Olhou para a mulher. Não era uma boa coisa olhá-la. Estava coberta de lama da cabeça aos pés. A chuva havia retirado parte da lama, mas ainda estava bastante suja. Só dava para ver que era branca e tinha os cabelos claros. Havia desmaiado e mantinha-se imóvel, com o rosto caído para o lado. Será que estava ferida? Não dava para ver, com tanta lama e na escuridão da noite. Não podia descobrir isso agora. Tinha que prosseguir. Colocou o carro em movimento. O temporal continuava forte e tinha de prestar a máxima atenção na estrada.

Durante mais de uma hora, Callie prosseguiu debaixo do temporal. Então, notou que o fenômeno foi diminuindo de intensidade, até se tornar uma simples chuva fina. Os relâmpagos e trovões cessaram e a visibilidade ficou bem melhor, fazendo-a aumentar a velocidade do carro. Deu um suspiro de alívio quando avistou o atalho que levava até o seu rancho. Entrou nele com cuidado e prosseguiu por mais quinze minutos. E o seu rancho surgiu à sua frente, iluminado pelos faróis do carro. Callie suspirou aliviada. Sobrevivera ilesa à tempestade e finalmente chegara.
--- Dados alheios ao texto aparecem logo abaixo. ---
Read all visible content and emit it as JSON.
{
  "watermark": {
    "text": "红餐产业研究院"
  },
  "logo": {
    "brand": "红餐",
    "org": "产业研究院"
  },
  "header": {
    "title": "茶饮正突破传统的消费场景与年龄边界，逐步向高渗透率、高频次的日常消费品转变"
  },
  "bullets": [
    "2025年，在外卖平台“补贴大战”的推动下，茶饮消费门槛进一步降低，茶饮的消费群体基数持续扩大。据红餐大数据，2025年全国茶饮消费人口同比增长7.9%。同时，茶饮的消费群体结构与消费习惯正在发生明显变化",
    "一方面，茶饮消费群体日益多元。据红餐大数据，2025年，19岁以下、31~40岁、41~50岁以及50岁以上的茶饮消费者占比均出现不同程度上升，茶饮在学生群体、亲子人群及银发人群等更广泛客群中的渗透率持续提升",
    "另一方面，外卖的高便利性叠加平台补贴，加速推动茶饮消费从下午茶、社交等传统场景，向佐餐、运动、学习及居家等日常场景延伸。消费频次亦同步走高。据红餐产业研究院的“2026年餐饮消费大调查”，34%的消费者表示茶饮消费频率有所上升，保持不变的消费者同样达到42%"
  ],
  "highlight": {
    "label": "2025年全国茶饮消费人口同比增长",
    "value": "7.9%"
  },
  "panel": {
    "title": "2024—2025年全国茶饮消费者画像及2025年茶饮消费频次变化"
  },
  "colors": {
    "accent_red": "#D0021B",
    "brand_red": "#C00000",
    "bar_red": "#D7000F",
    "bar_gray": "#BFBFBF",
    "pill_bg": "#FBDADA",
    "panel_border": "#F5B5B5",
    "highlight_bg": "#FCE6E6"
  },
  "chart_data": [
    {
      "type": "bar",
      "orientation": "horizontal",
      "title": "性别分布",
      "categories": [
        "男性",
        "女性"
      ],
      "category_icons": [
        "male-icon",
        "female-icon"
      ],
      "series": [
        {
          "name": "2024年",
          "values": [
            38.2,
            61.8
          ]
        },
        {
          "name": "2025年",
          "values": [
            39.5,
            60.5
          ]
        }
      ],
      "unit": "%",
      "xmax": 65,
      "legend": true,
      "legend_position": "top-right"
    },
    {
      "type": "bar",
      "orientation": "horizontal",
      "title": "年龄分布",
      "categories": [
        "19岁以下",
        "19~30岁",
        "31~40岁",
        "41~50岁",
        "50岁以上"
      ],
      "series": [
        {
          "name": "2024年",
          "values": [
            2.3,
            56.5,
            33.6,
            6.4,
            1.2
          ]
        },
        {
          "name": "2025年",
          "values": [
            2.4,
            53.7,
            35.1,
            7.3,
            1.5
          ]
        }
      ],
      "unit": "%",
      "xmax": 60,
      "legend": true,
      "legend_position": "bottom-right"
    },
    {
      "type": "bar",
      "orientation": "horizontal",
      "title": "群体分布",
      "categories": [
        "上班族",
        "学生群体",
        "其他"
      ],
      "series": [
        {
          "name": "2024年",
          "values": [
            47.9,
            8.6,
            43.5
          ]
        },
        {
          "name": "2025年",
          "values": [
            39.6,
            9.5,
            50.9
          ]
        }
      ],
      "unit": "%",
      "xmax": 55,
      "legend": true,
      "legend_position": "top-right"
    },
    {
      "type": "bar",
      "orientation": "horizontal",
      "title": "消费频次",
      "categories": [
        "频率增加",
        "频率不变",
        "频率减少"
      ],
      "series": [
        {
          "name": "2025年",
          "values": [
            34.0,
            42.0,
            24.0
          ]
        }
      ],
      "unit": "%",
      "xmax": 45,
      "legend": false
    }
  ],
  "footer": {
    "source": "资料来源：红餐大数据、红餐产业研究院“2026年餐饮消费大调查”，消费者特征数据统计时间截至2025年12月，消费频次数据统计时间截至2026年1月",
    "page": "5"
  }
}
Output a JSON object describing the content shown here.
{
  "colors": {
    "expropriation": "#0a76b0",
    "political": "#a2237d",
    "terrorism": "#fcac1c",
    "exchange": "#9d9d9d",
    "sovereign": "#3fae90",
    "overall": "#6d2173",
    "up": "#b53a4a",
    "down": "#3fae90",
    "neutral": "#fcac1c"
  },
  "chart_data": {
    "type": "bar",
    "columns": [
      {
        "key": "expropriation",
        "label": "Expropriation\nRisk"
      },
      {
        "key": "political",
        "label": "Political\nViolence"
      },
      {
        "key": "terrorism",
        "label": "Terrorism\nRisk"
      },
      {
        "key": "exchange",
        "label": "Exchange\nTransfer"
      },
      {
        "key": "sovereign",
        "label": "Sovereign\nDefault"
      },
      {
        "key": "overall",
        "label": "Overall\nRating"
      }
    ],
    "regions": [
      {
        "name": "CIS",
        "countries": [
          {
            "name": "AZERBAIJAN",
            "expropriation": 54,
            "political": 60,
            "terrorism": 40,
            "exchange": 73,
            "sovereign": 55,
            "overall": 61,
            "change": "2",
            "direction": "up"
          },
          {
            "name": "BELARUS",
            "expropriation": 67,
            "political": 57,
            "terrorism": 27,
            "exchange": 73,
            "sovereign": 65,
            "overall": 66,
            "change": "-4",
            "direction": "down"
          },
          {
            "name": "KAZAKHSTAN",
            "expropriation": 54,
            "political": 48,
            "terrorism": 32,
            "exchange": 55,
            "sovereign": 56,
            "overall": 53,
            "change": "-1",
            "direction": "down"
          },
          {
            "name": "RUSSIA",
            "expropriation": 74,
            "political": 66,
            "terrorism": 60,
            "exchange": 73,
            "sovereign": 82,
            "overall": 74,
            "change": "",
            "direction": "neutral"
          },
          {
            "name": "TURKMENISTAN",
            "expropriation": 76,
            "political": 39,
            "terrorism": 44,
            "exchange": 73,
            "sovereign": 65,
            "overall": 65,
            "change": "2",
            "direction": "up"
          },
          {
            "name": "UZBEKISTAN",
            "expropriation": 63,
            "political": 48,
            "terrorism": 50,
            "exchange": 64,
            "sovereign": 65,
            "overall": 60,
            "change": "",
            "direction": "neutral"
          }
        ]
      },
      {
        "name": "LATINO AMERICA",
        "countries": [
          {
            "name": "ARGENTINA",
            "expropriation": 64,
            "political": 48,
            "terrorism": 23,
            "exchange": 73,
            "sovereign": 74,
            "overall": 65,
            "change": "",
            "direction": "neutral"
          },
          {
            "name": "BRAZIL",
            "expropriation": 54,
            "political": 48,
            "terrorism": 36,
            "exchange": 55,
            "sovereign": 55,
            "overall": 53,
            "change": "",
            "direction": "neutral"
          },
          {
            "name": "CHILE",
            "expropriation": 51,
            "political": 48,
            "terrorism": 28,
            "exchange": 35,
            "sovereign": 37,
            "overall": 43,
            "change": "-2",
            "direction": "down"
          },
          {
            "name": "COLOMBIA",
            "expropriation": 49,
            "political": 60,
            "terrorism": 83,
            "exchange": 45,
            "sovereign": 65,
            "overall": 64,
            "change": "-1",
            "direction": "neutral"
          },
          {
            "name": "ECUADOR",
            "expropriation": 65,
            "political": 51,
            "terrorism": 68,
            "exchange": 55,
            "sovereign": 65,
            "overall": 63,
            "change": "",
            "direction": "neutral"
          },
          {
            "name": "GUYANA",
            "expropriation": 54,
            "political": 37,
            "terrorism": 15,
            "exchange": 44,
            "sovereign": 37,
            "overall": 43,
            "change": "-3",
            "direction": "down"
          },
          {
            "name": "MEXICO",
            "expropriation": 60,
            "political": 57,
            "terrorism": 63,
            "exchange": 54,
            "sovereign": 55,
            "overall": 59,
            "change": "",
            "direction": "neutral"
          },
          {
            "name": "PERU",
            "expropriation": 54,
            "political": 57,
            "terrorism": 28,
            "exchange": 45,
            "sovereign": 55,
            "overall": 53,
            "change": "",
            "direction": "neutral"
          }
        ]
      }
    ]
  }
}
Parou diante da casa de madeira rústica e desceu, rodeando o carro. A chuva continuava, mas não era mais um problema. Abriu a outra porta e olhou para a mulher. Continuava inconsciente. Teria que carregá-la para a casa. Seria melhor antes abrir a porta da entrada e acender as luzes, para depois levá-la.